If Harry Nice don’t get a soft job for holdin’ that baggin’ scare out of them rotten newspapers, then all I got to say is, politics ain’t nothing like it used to be no more.
The death is announced of the Hon. Norman M. Parrott’s plan for a Christmas carnival. The coroner is investigating.
Disconcerting note from a Baltimore physician:
A somewhat elaborate inquiry convinces me that $100,000 is spent in Baltimore each year for proprietary consumption “cures”—all of which are unmitigated and indefensible frauds and all of which are advertised in the newspapers.

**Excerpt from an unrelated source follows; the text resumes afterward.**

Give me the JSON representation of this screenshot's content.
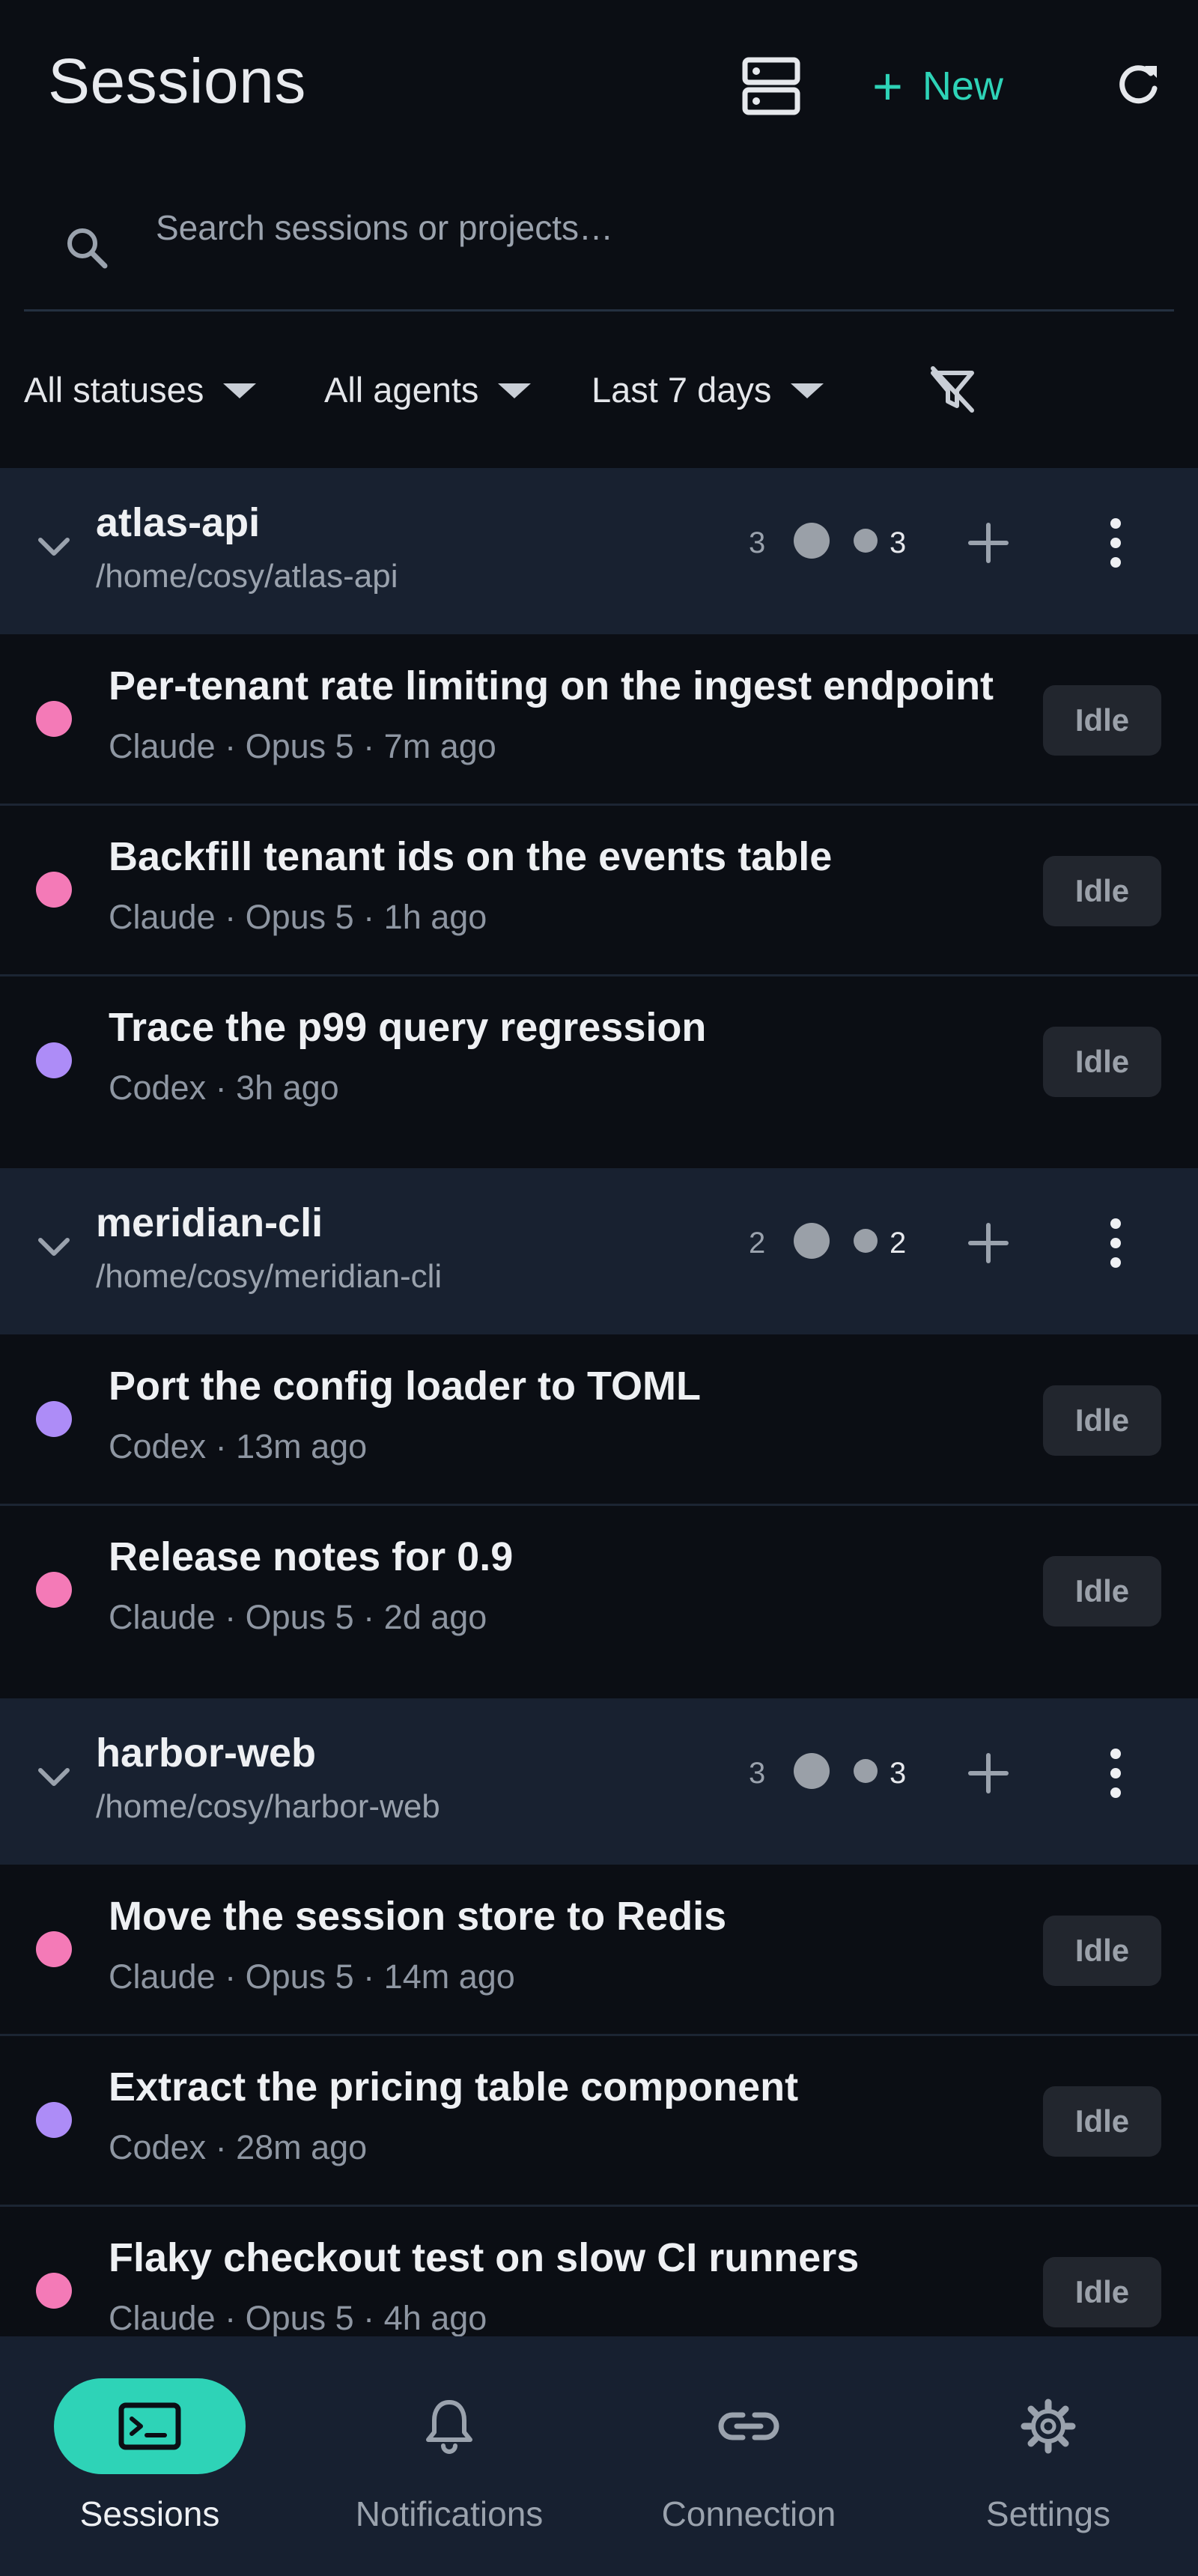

Oh, la, la! Oh, la, la, la! The knocker! The woodpecker! The bad, bad man!
The insoluble problems of life in our fair city:
- What could be dirtier than a Baltimore alley?
- What could be funnier than a Prominent Baltimorean?
- What could be worse than the City Council?
Whether ’tis better to own a $1,500 house in Baltimore, paying taxes, sur-taxes and super-taxes, or to lie ill of lumbago and St. Vitus’ dance * * *
A can of condensed milk to any member of the Committee on Bogus Statistics of the Honorary Pallbearers’ Association who will state publicly, on his word of honor, that he believes the death rate in Baltimore last year to have been less than 18.5 per 1,000 population.